I'm with you on the politician-speak thing too, it's not just TB - they all have an uncanny knack of hypnotic delivery. Perhaps it's pre-meditated. Sigh, got the Cynical Hat on tonight I'm afraid.
SB24
Serious sense of humour failure anybody? Do we really need to congratulate ourselves on being clever enough to spot the silly connections in the newsletter? Can't you just chuckle inwardly or come up with extras like The Stainless Steel Cat (see above).
SB27
Jim (25), I certainly chuckled inwardly.
For tomorrow鈥檚 programme I expect interviews with Romans in muslin.
Now, any advance on my Etter question?
well I don't like to crow, but our beaten up old citroen estate has just passed its second MOT in a row with nothing needing to be done. We're rural too. Very rural. In the city where we used to live we'd have taken it to the Citroen dealer and it would have cost us a bomb both times. Now who's wearing a cynical hat??
sb 28
Citroens are so complicated that few garages would dare fail them, lest they were asked to repair them.
Anne (27 or something),
Our Citroen AX is sooooo old that it is one you can actually look past the motor and see the tarmac. We recently had the brakes replaced and it cost more than the car is worth.
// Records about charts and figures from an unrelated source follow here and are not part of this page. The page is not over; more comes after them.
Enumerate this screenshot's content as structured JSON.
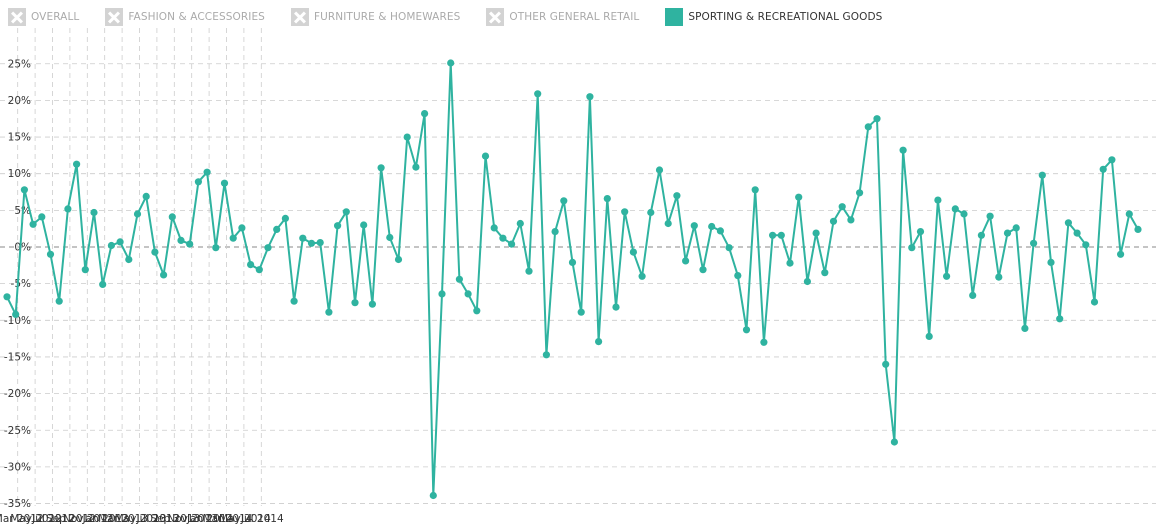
{
  "legend": {
    "items": [
      {
        "label": "OVERALL",
        "active": false
      },
      {
        "label": "FASHION & ACCESSORIES",
        "active": false
      },
      {
        "label": "FURNITURE & HOMEWARES",
        "active": false
      },
      {
        "label": "OTHER GENERAL RETAIL",
        "active": false
      },
      {
        "label": "SPORTING & RECREATIONAL GOODS",
        "active": true
      }
    ]
  },
  "colors": {
    "series": "#2fb3a0",
    "inactive_box": "#d3d3d3",
    "inactive_text": "#aaaaaa",
    "active_text": "#333333",
    "grid": "#cccccc",
    "axis_text": "#333333"
  },
  "chart_data": {
    "type": "line",
    "title": "",
    "xlabel": "",
    "ylabel": "",
    "ylim": [
      -35,
      25
    ],
    "ytick_labels": [
      "25%",
      "20%",
      "15%",
      "10%",
      "5%",
      "0%",
      "-5%",
      "-10%",
      "-15%",
      "-20%",
      "-25%",
      "-30%",
      "-35%"
    ],
    "xtick_labels": [
      "Mar 2012",
      "May 2012",
      "Jul 2012",
      "Sep 2012",
      "Nov 2012",
      "Jan 2013",
      "Mar 2013",
      "May 2013",
      "Jul 2013",
      "Sep 2013",
      "Nov 2013",
      "Jan 2014",
      "Mar 2014",
      "May 2014",
      "Jul 2014"
    ],
    "grid": true,
    "legend_position": "top-left",
    "series": [
      {
        "name": "SPORTING & RECREATIONAL GOODS",
        "values": [
          -6.8,
          -9.2,
          7.8,
          3.1,
          4.1,
          -1.0,
          -7.4,
          5.2,
          11.3,
          -3.1,
          4.7,
          -5.1,
          0.2,
          0.7,
          -1.7,
          4.5,
          6.9,
          -0.7,
          -3.8,
          4.1,
          0.9,
          0.4,
          8.9,
          10.2,
          -0.1,
          8.7,
          1.2,
          2.6,
          -2.4,
          -3.1,
          -0.1,
          2.4,
          3.9,
          -7.4,
          1.2,
          0.5,
          0.6,
          -8.9,
          2.9,
          4.8,
          -7.6,
          3.0,
          -7.8,
          10.8,
          1.3,
          -1.7,
          15.0,
          10.9,
          18.2,
          -33.9,
          -6.4,
          25.1,
          -4.4,
          -6.4,
          -8.7,
          12.4,
          2.6,
          1.2,
          0.4,
          3.2,
          -3.3,
          20.9,
          -14.7,
          2.1,
          6.3,
          -2.1,
          -8.9,
          20.5,
          -12.9,
          6.6,
          -8.2,
          4.8,
          -0.7,
          -4.0,
          4.7,
          10.5,
          3.2,
          7.0,
          -1.9,
          2.9,
          -3.1,
          2.8,
          2.2,
          -0.1,
          -3.9,
          -11.3,
          7.8,
          -13.0,
          1.6,
          1.6,
          -2.2,
          6.8,
          -4.7,
          1.9,
          -3.5,
          3.5,
          5.5,
          3.7,
          7.4,
          16.4,
          17.5,
          -16.0,
          -26.6,
          13.2,
          -0.1,
          2.1,
          -12.2,
          6.4,
          -4.0,
          5.2,
          4.5,
          -6.6,
          1.6,
          4.2,
          -4.1,
          1.9,
          2.6,
          -11.1,
          0.5,
          9.8,
          -2.1,
          -9.8,
          3.3,
          1.9,
          0.3,
          -7.5,
          10.6,
          11.9,
          -1.0,
          4.5,
          2.4
        ]
      }
    ]
  }
}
but the citroen is still going obviously. say what you like about the french - and I do - but they make damn good cars.
Jim H - re your
"Serious sense of humour failure anybody? Do we really need to congratulate ourselves on being clever enough to spot the silly connections in the newsletter?" at25
What's your problem? Who is congratulating whom? All I see are some cracking extra suggestions from several conributors. If you aren't amused that's ok, but what's to be complained about exactly?
SB26
Goodness me Jim (25), I think you may be the one with the sense of humour failure?!?
We have great fun on this Blog; silliness in great amounts, and long may it go on...
Be Happy!
:o)
Anne (30something),
Assuming that you are talking to me, yes, the AX is still going strong and we have no intention of getting rid of it.
WE had a great wee citroen ax which would doubtless still be with us had I not been reversed into and subsequently sat on by a large lorry in the car park at IK*A.
(Other huge car parks are available in which to write off one's car, obviously)
I once had a Red Citroen 2CV Convertible called Flash (coz she was so slow), but the big air pipe thingy came off en route and caught fire... It was a very sad day I can tell you, but gave the RAF Fire crew someting to do... quite excited they were.
I miss her a lot and would like another one as they are great fun to drive (but don't ever try to put the soft-top up en route, as it will pull your arms out their sockets).
Hmm, looking to change the car soonish, I'll bear that in mind Gherkinpal!
RAF firecrew - how did you manage that? Maybe they thought you were a Red Arrow?
Hi Valpal! I was in the RAF at the time... Ah, it all makes sense now doesn't it??! What do you mean No!